Two tractor-trailers powered by hydrogen electric fuel cells will hit the highways of Alberta in a pilot program to test the viability of doing heavy-hauls over long distances in the western Canadian province.
Freightliner trucks outfitted with three 70 kilowatt Ballard Power Systems (TSX: BLDP) fuel cells will be able to travel up to 430 miles before refueling. The 64-metric ton b-train tractor trailers will enter service with Alberta-based carriers Bison Transport and Trimac Transportation, as part of the Alberta Zero-Emissions Truck Electrification Collaboration (AZETEC.)
“This initiative is primarily about moving freight on Alberta’s highways with zero emissions, but it is also about the future of the Alberta economy. Alberta is in the transportation fuel business, and that business is changing,” said Chris Nash, President of the Alberta Motor Transport Association, which is leading the AZETEC program.
The C$15 million (a Canadian dollar equals US$0.74) program received about half of its funding from the provincial government’s Emissions Reduction Alberta agency.
Unlike the forthcoming Nikola Motors hydrogen fuel cell trucks, the Alberta pilot program involves assembling Freightliner glider kits with Ballard FCmove-HD cells. Nordresa in Quebec is integrating the fuel cells into the Freightliners.
“If this works, it could be expanded into something bigger.
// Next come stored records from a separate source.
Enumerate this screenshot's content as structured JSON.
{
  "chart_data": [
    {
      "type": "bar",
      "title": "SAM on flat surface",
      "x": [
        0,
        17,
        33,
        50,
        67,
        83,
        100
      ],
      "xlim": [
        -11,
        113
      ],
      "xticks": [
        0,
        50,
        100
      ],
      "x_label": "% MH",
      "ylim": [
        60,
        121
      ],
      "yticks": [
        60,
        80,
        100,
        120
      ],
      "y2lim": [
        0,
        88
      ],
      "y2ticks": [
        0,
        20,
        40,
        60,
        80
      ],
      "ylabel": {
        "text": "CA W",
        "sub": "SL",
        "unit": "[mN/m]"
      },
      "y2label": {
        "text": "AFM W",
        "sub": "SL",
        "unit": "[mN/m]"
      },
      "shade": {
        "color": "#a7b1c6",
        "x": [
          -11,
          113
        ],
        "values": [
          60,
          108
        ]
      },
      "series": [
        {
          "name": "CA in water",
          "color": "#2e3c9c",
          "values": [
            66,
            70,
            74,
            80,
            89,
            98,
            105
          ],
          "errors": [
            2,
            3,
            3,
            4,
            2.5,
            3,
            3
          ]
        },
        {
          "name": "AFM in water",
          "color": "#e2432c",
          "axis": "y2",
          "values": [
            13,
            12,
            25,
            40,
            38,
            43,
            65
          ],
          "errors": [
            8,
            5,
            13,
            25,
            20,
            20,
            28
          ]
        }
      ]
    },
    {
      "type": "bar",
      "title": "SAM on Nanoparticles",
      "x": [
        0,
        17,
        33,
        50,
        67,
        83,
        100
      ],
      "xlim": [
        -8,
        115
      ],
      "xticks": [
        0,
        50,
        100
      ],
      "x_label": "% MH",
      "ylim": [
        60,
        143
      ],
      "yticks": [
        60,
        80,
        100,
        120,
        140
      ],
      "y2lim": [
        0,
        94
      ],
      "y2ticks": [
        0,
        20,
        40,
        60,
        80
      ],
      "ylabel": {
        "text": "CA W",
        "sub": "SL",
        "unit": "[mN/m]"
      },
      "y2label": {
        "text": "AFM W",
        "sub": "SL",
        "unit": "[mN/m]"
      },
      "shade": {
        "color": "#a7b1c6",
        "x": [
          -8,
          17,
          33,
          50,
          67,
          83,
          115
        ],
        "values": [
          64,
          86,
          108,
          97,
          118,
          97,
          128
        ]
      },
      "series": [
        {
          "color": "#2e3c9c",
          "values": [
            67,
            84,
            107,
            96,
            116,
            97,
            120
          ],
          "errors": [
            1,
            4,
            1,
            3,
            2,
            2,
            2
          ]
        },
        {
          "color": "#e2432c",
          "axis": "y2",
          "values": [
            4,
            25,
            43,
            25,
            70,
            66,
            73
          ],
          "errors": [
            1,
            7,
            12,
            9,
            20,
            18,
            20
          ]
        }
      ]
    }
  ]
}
Maybe a hydrogen corridor with hundreds of trucks, with carriers and shippers involved.”Jessica Lof, analyst, Canadian Energy Systems Analysis Research Initiative, University of Calgary
The trucks are being paired with the double b-train trailers in line with the needs of Alberta’s transportation industry, said Jessica Lof of the University of Calgary’s Canadian Energy Systems Analysis Research Initiative, which helped conceive the AZETEC program.
“There are unique demands in Alberta. We wanted a technology that would work for that,” said Lof, an energy systems analyst.
Lof said she hopes it will lead to a larger hydrogen-based transportation initiative in Alberta.
“If this works, it could be expanded into something bigger. Maybe a hydrogen corridor with hundreds of trucks, with carriers and shippers involved,” Lof said.
Hydrogen also is potentially more palatable in the heart of Canada’s oil sands country. The province’s newly elected premier, Jason Kenney, plans to scrap its carbon tax by the end of May.
In her research, Lof has noted the viability of using existing oil and natural gas supplies for hydrogen conversion.
“If there is an energy transition away from diesel to zero-emissions fuel, it would be in Alberta’s economic interest to be able to supply this new market, while continuing to supply oil for the remaining diesel fuel market,” wrote Lof and Professor David Layzell, who heads the Canadian Energy Systems Analysis Initiative.